5. Feeling blessed and defining success

“I’m very proud to be part of our family team at home and of whatever I can contribute to support my husband and daughter in achieving what matters to them in their lives.

“I am truly blessed to have my own family. Having my daughter especially, has motivated me, perhaps more so than before I had a child, to be a role model she can look up to. Just like my parents inspired me to be independent and have a strong work ethic, I want her to feel she can stand on her own two feet, to define herself and not be defined or confined by others, and to feel secure and accepted by the people around her.

“And success to me – what I create in my books or vision boards - is setting a goal or vibe and hitting it. I try to celebrate achieving each step along the way to goals - small/medium/large. Success, whether big or small, is about being proud to put my name to something I helped to make happen.

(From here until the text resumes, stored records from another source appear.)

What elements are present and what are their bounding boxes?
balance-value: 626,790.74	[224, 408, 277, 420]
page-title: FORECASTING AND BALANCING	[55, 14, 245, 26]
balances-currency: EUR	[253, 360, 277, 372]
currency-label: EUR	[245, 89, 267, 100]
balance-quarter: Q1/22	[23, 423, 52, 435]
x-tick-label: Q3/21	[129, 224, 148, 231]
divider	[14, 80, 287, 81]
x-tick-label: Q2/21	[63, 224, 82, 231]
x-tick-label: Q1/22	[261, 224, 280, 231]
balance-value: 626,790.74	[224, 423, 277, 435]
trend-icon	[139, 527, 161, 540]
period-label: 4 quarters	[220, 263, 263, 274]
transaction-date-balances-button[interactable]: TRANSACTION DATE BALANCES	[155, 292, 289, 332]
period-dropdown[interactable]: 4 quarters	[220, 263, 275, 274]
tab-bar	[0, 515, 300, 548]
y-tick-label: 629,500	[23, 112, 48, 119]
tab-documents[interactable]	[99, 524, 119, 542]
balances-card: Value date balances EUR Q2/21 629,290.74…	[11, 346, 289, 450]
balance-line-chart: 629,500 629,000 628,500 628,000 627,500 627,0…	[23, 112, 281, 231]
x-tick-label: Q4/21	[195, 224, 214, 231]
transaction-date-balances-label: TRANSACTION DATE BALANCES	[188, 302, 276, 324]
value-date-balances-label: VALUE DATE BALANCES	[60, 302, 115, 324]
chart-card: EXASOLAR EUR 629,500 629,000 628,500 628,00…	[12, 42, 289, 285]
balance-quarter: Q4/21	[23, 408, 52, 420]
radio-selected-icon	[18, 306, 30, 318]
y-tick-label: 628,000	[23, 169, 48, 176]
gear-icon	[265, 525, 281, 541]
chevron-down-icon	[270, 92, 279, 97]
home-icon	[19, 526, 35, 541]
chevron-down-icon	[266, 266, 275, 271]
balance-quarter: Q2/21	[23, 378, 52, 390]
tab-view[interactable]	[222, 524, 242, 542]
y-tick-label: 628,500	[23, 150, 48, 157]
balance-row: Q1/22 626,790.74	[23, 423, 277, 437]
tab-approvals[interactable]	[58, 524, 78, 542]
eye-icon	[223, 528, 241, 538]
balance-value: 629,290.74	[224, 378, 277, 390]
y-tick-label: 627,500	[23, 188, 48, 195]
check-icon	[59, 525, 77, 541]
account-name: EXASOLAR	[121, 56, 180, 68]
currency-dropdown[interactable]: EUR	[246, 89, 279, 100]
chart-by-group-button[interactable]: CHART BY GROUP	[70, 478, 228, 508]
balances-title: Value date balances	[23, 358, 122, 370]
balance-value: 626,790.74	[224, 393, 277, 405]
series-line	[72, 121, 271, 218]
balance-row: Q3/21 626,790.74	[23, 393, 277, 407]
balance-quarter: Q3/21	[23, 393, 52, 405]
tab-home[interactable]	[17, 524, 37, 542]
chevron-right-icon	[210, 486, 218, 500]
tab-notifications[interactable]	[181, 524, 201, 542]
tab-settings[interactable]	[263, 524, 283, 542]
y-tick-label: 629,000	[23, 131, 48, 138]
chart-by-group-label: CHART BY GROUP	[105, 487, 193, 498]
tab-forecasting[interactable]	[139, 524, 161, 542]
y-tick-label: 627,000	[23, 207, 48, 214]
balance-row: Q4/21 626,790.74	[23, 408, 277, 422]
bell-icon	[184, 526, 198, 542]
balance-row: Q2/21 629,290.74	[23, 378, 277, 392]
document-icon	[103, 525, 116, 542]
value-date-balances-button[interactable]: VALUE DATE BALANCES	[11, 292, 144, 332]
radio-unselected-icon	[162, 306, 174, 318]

“Success is also seeing the people around me thrive. Back in the day, my dad working hard to secure a home for us and put a roof over our heads. My mum taking pride in her job and working to the best of her ability. My brother in a role he loves and where he belongs, my daughter making her way in the world, I could go on!”

“My advice to anyone reading? Believe in yourself. Back yourself. And if you don’t, then find cheerleaders who will help you to.”

Five things we learnt from Ro

  1. Do the best you can with what you’ve been given.
  2. Add value when you can with what you have to offer.
  3. We all need help sometimes. Please ask when you feel you do.
  4. Good things can still come out of really challenging situations.
  5. Find your blessings and count them.